Wednesday, November 2, 2011

Dance criticism...some of it and opinions about it

A post on The Ballet Bag about "The Future of Dance Criticism" has a funny take to close the article--criticism as therapy? This, she says, is because you feel better when you can argue with the critic. The author's point really, though, is that the professional critic these days holds some measure of attention not because they're respected as an authority due to their position at a printed publication (such as in the past) but more because they are a consistent voice in the midst of all the faster and louder internet noise. This would've been true before too, that in reading reviews to many shows over time by the same writer, you can come to know this person's "prejudices and partialities" as the author puts it, and can judge if you'd like a show based on your understanding of their taste.

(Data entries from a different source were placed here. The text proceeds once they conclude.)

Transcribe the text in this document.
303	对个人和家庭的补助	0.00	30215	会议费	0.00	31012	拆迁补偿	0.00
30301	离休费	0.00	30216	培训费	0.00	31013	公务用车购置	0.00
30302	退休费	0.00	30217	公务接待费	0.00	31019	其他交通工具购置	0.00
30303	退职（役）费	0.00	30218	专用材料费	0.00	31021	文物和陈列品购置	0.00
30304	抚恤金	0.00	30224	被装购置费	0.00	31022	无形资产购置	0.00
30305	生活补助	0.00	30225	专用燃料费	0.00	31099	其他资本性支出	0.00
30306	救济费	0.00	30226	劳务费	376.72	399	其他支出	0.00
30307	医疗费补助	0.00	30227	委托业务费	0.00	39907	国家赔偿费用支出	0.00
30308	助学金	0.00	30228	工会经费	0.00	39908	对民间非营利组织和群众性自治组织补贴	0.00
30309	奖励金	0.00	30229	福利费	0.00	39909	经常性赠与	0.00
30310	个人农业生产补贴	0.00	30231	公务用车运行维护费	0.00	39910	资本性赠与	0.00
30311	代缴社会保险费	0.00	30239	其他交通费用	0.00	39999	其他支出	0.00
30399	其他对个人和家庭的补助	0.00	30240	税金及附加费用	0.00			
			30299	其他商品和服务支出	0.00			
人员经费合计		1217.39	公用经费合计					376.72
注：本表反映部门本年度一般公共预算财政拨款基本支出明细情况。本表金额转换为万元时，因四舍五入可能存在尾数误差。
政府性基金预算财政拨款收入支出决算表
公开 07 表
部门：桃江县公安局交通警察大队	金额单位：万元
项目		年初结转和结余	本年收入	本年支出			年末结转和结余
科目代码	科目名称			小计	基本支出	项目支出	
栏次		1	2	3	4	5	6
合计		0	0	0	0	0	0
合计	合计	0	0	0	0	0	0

If you know that a person's taste is totally opposite of yours in many ways, if they pan a show, you can guess you'll probably love it, and vice versa.

And on that note, whether you agree with them or like to get your therapy from arguing with them, here are some recent press pieces for dance in town.

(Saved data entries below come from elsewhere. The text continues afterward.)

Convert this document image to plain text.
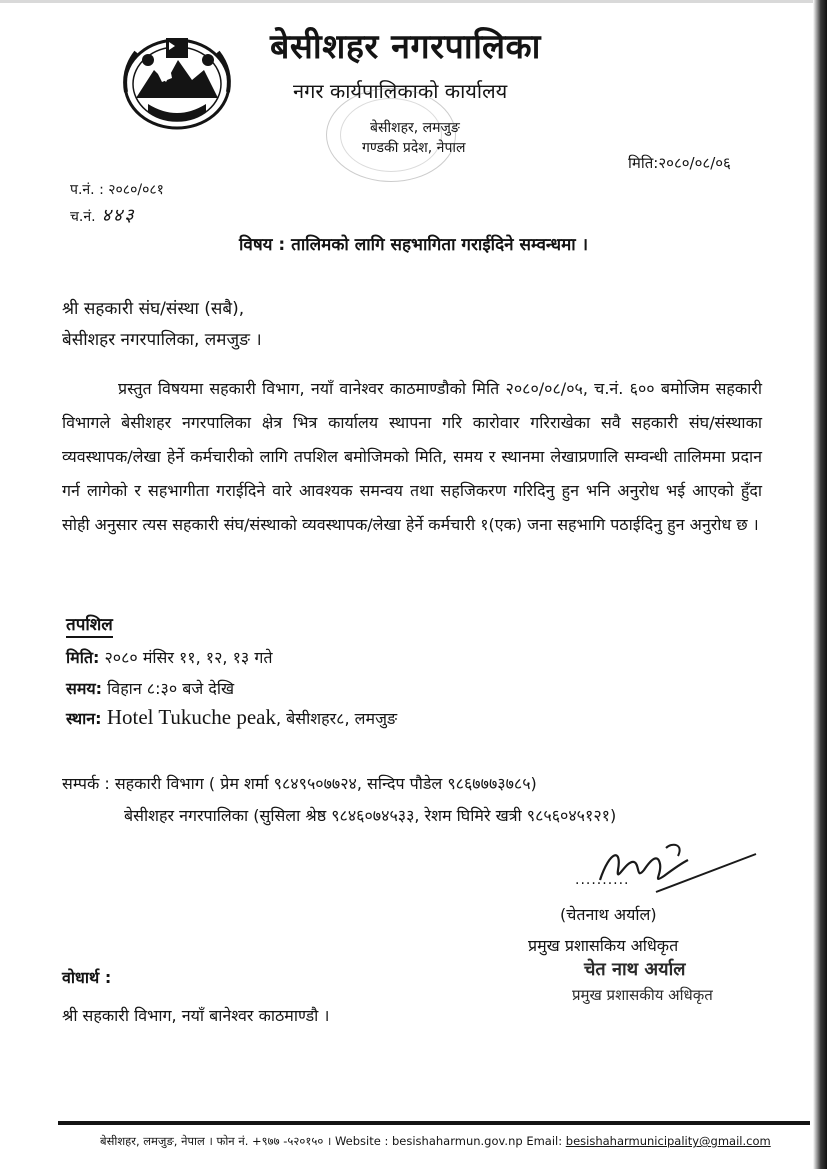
बेसीशहर नगरपालिका
नगर कार्यपालिकाको कार्यालय
बेसीशहर, लमजुङ
गण्डकी प्रदेश, नेपाल
मिति:२०८०/०८/०६
प.नं. : २०८०/०८१
च.नं. ४४३
विषय : तालिमको लागि सहभागिता गराईदिने सम्वन्धमा ।
श्री सहकारी संघ/संस्था (सबै),
बेसीशहर नगरपालिका, लमजुङ ।
प्रस्तुत विषयमा सहकारी विभाग, नयाँ वानेश्वर काठमाण्डौको मिति २०८०/०८/०५, च.नं. ६०० बमोजिम सहकारी विभागले बेसीशहर नगरपालिका क्षेत्र भित्र कार्यालय स्थापना गरि कारोवार गरिराखेका सवै सहकारी संघ/संस्थाका व्यवस्थापक/लेखा हेर्ने कर्मचारीको लागि तपशिल बमोजिमको मिति, समय र स्थानमा लेखाप्रणालि सम्वन्धी तालिममा प्रदान गर्न लागेको र सहभागीता गराईदिने वारे आवश्यक समन्वय तथा सहजिकरण गरिदिनु हुन भनि अनुरोध भई आएको हुँदा सोही अनुसार त्यस सहकारी संघ/संस्थाको व्यवस्थापक/लेखा हेर्ने कर्मचारी १(एक) जना सहभागि पठाईदिनु हुन अनुरोध छ ।
तपशिल
मिति: २०८० मंसिर ११, १२, १३ गते
समय: विहान ८:३० बजे देखि
स्थान: Hotel Tukuche peak, बेसीशहर८, लमजुङ
सम्पर्क : सहकारी विभाग ( प्रेम शर्मा ९८४९५०७७२४, सन्दिप पौडेल ९८६७७७३७८५)
बेसीशहर नगरपालिका (सुसिला श्रेष्ठ ९८४६०७४५३३, रेशम घिमिरे खत्री ९८५६०४५१२१)
..........
(चेतनाथ अर्याल)
प्रमुख प्रशासकिय अधिकृत
चेत नाथ अर्याल
प्रमुख प्रशासकीय अधिकृत
वोधार्थ :
श्री सहकारी विभाग, नयाँ बानेश्वर काठमाण्डौ ।
बेसीशहर, लमजुङ, नेपाल । फोन नं. +९७७ -५२०१५० । Website : besishaharmun.gov.np Email: besishaharmunicipality@gmail.com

Reviews for Atlanta Ballet's recent performance of The Four Seasons and EDEN/EDEN (previews are in the previous post):
Georgia Ballet's Gershwin evening, specifically Balanchine's "Who Cares?", reviewed by Cynthia Perry.

Dance Canvas has announced the choreographers chosen to be part of this season's showcase performances on Jan. 20-21 at the 14th Street Playhouse.

Creative Loafing's fall arts issue focused on artists in various genres, and the "spritely" Helen Hale was the profile they included for dance.

There's also a preview from Andrew Alexander for last Sunday's show at the Rialto, ASPHALTE, by the French "compagnie derniere minute" with choreography by Pierre Rigal. And a  preview by Catherine Maddox in CL for Atlanta Dance Connection's show last weekend, "Dark Allure".

And for upcoming Art on the BeltLine events by a slew of dance companies, Andrew says we dancers are starting stage one of our takeover of the city. Yay dance!